Types of Bone Markings

• Categories:

  1. Elevations and Projections

  2. Processes (bumps) where tendons and ligaments attach

  3. Processes at joints

  4. Depressions

  5. Openings.

Elevations, Projections, and Processes

• Definition: Protrusions on bones (for muscle attachments).

• Examples:

  • Ramus: Extension forming an angle with the rest of the bone.

Processes for Tendon and Ligament Attachment

• Various types include:

  • Trochanter: Large, rough projection on femur

  • Crest: Prominent ridge

  • Spine: Pointed process

  • Line: Low ridge

  • Tubercle: Small, round projection

  • Tuberosity: Rough projection.

Processes at Joints

• Types:

  • Head: Expanded articular end of an epiphysis

  • Neck: Narrow connection between epiphysis and diaphysis

  • Facet: Small, flat articular surface

  • Condyle: Smooth, rounded articular process

  • Trochlea: Grooved articular process shaped like a pulley.

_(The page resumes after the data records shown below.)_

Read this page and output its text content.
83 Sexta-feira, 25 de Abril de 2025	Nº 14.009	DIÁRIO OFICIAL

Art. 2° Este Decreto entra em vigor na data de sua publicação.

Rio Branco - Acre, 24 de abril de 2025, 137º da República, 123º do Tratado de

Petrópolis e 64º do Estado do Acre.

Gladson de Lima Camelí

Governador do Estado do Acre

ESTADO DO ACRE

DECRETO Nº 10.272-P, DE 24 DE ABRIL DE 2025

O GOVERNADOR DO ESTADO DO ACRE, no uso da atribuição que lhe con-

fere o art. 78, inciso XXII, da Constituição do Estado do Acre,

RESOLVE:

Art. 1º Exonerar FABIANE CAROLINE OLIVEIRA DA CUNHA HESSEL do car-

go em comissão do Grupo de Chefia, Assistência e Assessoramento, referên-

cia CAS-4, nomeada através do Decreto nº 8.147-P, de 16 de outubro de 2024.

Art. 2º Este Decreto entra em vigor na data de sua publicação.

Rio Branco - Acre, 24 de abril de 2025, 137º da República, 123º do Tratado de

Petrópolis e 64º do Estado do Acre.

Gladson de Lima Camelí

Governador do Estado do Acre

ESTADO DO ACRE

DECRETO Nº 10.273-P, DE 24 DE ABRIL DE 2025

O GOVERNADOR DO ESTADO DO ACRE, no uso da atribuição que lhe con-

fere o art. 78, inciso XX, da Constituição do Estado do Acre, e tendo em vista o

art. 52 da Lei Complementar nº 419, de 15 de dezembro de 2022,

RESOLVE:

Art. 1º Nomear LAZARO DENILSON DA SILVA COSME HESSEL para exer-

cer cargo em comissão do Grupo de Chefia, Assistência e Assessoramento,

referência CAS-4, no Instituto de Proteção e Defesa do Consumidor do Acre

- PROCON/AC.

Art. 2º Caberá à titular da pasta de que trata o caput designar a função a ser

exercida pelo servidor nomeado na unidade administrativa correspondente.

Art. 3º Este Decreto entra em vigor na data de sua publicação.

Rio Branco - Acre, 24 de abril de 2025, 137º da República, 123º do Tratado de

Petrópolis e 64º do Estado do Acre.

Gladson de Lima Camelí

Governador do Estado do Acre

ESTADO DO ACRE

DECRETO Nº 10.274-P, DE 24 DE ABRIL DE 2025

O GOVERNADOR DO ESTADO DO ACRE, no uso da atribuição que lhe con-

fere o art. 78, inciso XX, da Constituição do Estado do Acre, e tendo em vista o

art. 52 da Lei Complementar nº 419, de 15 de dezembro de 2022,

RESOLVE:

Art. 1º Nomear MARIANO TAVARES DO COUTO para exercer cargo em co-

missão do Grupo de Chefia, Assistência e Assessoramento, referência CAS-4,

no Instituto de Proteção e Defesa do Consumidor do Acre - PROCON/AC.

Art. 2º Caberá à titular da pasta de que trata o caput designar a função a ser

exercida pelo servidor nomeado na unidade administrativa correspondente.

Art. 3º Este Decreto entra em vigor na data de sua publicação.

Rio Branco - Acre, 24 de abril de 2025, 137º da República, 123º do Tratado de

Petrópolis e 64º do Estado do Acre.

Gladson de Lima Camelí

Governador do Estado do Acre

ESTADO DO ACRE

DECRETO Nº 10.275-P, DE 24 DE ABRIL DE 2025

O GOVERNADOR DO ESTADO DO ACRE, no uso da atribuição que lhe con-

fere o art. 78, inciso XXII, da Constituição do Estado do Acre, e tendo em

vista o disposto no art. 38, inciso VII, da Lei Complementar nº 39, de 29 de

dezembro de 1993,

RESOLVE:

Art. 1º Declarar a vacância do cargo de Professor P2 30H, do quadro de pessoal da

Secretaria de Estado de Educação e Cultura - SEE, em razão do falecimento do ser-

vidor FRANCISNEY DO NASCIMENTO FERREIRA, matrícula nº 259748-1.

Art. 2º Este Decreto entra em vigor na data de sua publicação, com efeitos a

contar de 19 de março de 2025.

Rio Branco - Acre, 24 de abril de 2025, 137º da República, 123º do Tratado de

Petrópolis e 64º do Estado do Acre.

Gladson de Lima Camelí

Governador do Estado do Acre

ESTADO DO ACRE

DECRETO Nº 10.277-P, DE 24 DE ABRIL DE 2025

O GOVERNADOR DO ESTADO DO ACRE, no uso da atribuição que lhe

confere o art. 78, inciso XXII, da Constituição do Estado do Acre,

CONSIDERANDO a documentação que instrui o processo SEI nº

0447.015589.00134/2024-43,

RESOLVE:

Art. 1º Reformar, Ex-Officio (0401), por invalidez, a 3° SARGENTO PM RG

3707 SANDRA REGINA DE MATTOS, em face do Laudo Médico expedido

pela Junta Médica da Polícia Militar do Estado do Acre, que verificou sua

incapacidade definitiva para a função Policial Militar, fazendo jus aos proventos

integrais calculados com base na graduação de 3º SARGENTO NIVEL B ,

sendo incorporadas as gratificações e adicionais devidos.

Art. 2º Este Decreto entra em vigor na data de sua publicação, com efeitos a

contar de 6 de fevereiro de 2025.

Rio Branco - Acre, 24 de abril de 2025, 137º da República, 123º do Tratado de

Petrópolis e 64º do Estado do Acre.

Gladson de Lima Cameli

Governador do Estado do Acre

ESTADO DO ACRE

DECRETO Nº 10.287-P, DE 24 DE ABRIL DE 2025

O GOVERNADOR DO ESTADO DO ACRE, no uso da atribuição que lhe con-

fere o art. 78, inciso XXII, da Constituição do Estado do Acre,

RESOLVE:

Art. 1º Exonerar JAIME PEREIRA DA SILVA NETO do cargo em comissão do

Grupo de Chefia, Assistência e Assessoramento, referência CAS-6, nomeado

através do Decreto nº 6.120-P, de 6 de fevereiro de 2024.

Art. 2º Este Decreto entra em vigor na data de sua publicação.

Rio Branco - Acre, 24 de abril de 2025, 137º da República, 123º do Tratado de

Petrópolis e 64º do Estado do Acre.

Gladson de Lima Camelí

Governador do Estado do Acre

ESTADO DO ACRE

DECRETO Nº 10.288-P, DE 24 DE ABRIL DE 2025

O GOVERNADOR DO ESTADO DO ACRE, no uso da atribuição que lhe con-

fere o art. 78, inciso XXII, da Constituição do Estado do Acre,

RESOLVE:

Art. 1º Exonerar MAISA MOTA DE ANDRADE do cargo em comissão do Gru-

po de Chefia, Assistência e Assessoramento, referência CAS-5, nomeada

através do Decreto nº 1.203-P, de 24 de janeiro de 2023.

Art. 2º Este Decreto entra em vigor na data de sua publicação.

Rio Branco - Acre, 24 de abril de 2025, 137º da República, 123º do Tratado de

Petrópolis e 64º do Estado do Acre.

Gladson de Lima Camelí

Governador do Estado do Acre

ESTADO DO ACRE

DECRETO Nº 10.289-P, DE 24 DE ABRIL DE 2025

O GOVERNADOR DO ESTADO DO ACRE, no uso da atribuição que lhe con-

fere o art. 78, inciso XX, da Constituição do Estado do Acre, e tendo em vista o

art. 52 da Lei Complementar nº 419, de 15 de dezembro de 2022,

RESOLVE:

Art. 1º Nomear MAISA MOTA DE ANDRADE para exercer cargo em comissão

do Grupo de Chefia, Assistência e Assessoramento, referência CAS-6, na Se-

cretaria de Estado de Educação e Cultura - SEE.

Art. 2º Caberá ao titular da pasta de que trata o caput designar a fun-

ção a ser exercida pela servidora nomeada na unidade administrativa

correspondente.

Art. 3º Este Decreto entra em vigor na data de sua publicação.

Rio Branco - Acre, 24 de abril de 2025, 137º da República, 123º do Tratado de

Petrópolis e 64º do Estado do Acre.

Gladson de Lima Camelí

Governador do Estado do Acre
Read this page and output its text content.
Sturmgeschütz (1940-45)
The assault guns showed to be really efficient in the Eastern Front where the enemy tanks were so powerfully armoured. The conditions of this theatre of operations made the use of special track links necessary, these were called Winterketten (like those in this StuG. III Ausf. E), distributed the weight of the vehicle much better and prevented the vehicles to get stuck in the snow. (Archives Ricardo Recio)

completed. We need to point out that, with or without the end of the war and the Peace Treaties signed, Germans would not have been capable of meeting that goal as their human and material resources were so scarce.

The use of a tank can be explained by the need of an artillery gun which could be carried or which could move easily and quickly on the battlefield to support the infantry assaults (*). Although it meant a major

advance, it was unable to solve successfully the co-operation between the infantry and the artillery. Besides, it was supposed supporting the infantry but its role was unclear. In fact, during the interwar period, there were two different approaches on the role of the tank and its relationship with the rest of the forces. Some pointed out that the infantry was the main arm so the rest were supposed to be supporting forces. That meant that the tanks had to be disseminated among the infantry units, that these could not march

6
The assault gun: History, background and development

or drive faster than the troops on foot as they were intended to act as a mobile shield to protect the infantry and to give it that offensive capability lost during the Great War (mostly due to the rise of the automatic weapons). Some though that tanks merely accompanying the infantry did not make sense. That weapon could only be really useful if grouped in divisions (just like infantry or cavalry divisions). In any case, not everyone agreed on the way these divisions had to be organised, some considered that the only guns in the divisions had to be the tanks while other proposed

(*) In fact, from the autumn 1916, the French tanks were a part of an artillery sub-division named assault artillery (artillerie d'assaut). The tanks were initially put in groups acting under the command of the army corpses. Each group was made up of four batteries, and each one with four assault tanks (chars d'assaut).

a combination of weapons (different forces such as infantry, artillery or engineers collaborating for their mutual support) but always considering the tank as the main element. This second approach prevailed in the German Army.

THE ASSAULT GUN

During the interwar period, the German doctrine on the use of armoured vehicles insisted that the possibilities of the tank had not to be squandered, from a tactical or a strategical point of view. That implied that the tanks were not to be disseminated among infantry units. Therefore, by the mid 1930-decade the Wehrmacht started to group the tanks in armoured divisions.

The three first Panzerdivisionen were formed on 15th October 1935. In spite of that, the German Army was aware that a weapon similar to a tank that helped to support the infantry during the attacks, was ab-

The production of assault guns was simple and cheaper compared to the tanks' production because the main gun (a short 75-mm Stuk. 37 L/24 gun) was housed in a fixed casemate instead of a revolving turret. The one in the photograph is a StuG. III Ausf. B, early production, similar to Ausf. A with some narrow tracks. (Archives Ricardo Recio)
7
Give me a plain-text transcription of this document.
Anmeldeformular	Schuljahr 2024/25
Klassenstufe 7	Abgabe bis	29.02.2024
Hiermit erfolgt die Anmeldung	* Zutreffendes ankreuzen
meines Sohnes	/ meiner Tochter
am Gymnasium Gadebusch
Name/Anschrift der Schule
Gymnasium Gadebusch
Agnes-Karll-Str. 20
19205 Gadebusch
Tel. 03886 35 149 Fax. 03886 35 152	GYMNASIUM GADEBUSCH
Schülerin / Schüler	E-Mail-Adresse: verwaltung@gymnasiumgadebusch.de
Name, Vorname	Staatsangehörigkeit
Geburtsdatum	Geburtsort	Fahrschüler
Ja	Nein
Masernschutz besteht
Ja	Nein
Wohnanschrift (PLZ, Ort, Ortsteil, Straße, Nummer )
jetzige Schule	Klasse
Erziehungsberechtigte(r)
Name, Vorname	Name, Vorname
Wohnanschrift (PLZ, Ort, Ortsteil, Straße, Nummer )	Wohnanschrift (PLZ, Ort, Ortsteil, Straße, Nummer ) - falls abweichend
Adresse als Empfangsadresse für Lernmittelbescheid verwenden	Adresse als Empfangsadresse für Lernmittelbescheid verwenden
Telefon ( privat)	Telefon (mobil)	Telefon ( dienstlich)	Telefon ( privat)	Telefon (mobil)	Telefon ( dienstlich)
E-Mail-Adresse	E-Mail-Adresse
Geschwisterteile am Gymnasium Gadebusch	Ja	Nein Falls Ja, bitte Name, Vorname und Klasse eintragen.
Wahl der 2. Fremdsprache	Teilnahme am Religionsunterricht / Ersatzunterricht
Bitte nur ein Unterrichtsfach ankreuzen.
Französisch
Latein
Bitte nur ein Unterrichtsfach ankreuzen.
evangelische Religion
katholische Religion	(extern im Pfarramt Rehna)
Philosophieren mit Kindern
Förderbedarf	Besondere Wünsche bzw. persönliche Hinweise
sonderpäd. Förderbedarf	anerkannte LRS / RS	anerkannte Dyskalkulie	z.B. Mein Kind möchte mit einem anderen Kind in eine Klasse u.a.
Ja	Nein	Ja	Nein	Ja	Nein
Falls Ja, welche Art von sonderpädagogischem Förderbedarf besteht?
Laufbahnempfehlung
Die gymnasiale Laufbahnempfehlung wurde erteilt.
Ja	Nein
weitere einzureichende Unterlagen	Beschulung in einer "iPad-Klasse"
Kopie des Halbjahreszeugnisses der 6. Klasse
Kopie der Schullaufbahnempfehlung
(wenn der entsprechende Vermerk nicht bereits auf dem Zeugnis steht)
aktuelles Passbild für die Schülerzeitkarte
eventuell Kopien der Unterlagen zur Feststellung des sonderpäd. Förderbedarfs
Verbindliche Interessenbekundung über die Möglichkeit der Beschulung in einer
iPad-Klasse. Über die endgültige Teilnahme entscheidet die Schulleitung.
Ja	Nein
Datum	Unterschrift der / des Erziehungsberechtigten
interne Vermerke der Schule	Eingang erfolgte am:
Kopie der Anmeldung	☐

Depressions in Bone Markings

• Examples:

  • Sulcus: Narrow groove

  • Fossa: Shallow depression.

Openings in Bone Markings

• Types:

  • Sinus/Antrum: Air-filled chamber within a bone

  • Meatus/Canal: Passageway for blood vessels/nerves

  • Fissure: Deep furrow or slit

  • Foramen: Round passageway for blood vessels/nerves.

Bone Development: Endochondral Ossification

• Definition: Most bones form within cartilage during fetal development.

  • At about 5 weeks, a hyaline cartilage model is created, growing by appositional and interstitial growth.

  • Transformation begins at around 8 weeks.

Stages of Endochondral Ossification

1. As the cartilage model grows, the central matrix calcifies and chondrocytes die.

2. The perichondrium becomes periosteum, and its cells differentiate into osteoblasts forming a bone collar.

3. Capillaries and osteoblasts invade the center, breaking down calcified cartilage and forming a medullary cavity filled with spongy bone (primary ossification center).

4. Osteoblasts from the primary ossification center move into cartilage of metaphyses forming columns of bone.

5. Metaphyseal cartilage continues to grow outward while the diaphysis lengthens.

6. Secondary ossification centers form in the epiphyses, filling with spongy bone (timing varies).

7. The epiphyseal cartilages remain, allowing for further lengthening until epiphyseal closure occurs at maturity, when replaced by epiphyseal lines.

Appositional Bone Growth

• Definition: Expands the diameter of bone.

• Process: Involves osteoblasts building new bone on the surface and osteoclasts breaking down bone in the medullary cavity.

Factors Regulating Bone Growth

• Nutrients:

  • Minerals: Calcium, Phosphate, Magnesium

  • Vitamins: D, A, C

• Hormones:

  • Parathyroid hormone and calcitonin

  • Growth hormone, thyroxine, sex hormones.

Vitamin D Pathway

• Production begins in the skin and is activated in the liver and kidneys. This active form aids in calcium and phosphate absorption and bone mineralization.

Hormonal Influence on Bone Growth

• Parathyroid hormone promotes bone breakdown to raise blood calcium levels, while calcitonin encourages bone formation.

Clinical Correlation: Rickets

• Description: A condition leading to soft bones in children due to inadequate calcium deposition, often from vitamin D deficiency or poor sunlight exposure.

• Symptoms: Bone pain and deformities such as lateral leg bending. Treatment includes Vitamin D and/or calcium supplementation.

Functions of Bone**

• Supports the body

• Acts as an attachment site for muscles

• Facilitates movement

• Protects vital organs (brain, heart, lungs, etc.)

• Stores/releases minerals (98% of body’s calcium in bones)

• Stores fat

• Produces blood cells in marrow (red and white blood cells, platelets).